We've developed a new graphical loading tool for OS MasterMap data focussing on usability and performance to make it easy to load national Ordnance Survey MasterMap datasets in a matter of hours.
This blog post talks about some simple benchmarks we've carried out.
If you are interested in using this tool and not familiar with Postgresql/PostGIS, you can sign up to one of our support packages and we will be able to set you up and running within a couple of hours!
National load times were as follows:
- MasterMap Topography (National) 20 hrs 21 mins 1
- MasterMap ITN (National) < 6 mins
Installing PostgreSQL, PostGIS and QGIS took less than 10 minutes.

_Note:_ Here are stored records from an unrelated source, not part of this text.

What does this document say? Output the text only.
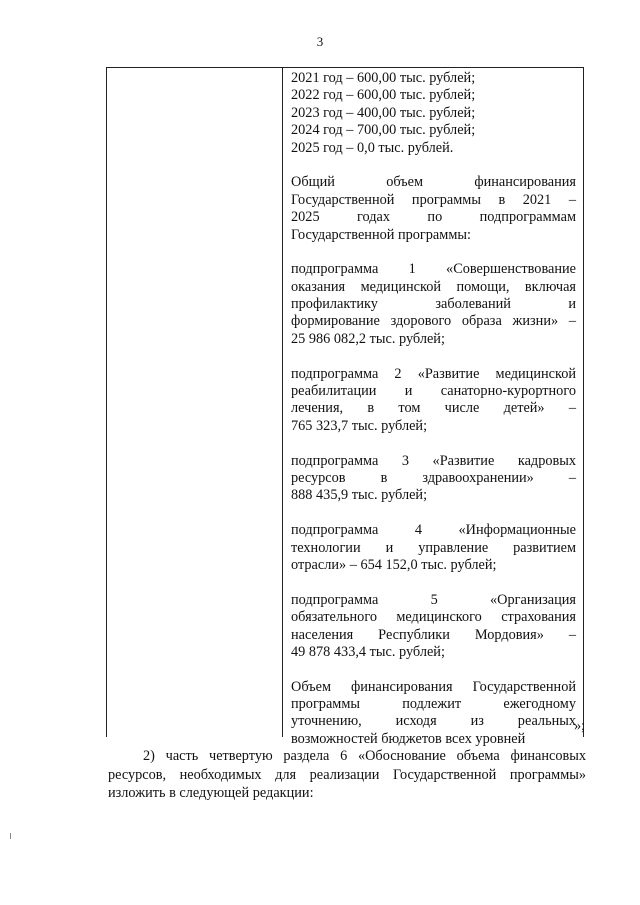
3
2021 год – 600,00 тыс. рублей;
2022 год – 600,00 тыс. рублей;
2023 год – 400,00 тыс. рублей;
2024 год – 700,00 тыс. рублей;
2025 год – 0,0 тыс. рублей.
Общий объем финансирования
Государственной программы в 2021 –
2025 годах по подпрограммам
Государственной программы:
подпрограмма 1 «Совершенствование
оказания медицинской помощи, включая
профилактику заболеваний и
формирование здорового образа жизни» –
25 986 082,2 тыс. рублей;
подпрограмма 2 «Развитие медицинской
реабилитации и санаторно-курортного
лечения, в том числе детей» –
765 323,7 тыс. рублей;
подпрограмма 3 «Развитие кадровых
ресурсов в здравоохранении» –
888 435,9 тыс. рублей;
подпрограмма 4 «Информационные
технологии и управление развитием
отрасли» – 654 152,0 тыс. рублей;
подпрограмма 5 «Организация
обязательного медицинского страхования
населения Республики Мордовия» –
49 878 433,4 тыс. рублей;
Объем финансирования Государственной
программы подлежит ежегодному
уточнению, исходя из реальных
возможностей бюджетов всех уровней
»;
2) часть четвертую раздела 6 «Обоснование объема финансовых
ресурсов, необходимых для реализации Государственной программы»
изложить в следующей редакции:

1 This is the most time-consuming test which filled the SSD on the first attempt. Importing to a tablespace on the main HDD completed after 20.3 hours but showed the import of tile 1592959-TR0585-5c3268.gz to have failed with this error. Until this issue is resolved the tile would need to be loaded and de-duplicated manually (e.g. using ogr2ogr to import and a SQL query to de-duplicate) to complete the dataset. De-duplication removes duplicate features caused by the chunking / supply process.
Comparison With Other Open Source Tools
We were curious as to how OS Translator II load times compared with other open loading methods so we did some basic tests using the "SU" tile of MasterMap Topography and ITN datasets and compared it with the popular Loader scripts. The results looked like this:
Please note that OS Translator II had an unfair advantage in these tests as it automatically takes advantage of multiple-CPU cores whereas Loader presently does not.
Hardware and Software
We used the following hardware and software configuration:
- CPU Intel Core i7 4790K (Haswell) @ 4GHz
- Memory 32GB PC3-12800
- Disk(s) Samsung 840 EVO 250GB SSD and Seagate Barracuda ST2000DM001 2TB HDD2
- OS Microsoft Windows 7 Professional (64-bit)
- PostgreSQL 9.4.1 (x64)
- PostGIS 2.1.5 (x64)
- QGIS 2.6.1 (Brighton)
- OS Translator II 1.0
- Python 2.7.9 (win32)
- lxml 3.2.3 (win32)
- Loader Master (067a511313, 20th February 2014)
2 Operating system and source gml.gz files located on the SSD and default PostgreSQL tablespace stored on secondary 2TB HDD.
The following changes were made to the default PostgreSQL configuration:
- shared_buffers 512MB
- work_mem 16MB
- maintenance_work_mem 128MB / 1024MB3
- checkpoint_segments 6
- random_page_cost 2.0
- fsync off
3 maintenance_work_mem was set to 1024MB for the national load of MasterMap Topography layer only.
Turning fsync off is dangerous and can lead to data loss in the event of an unexpected power outage. Always switch fsync back on after loading and never use this option on a database containing critical data.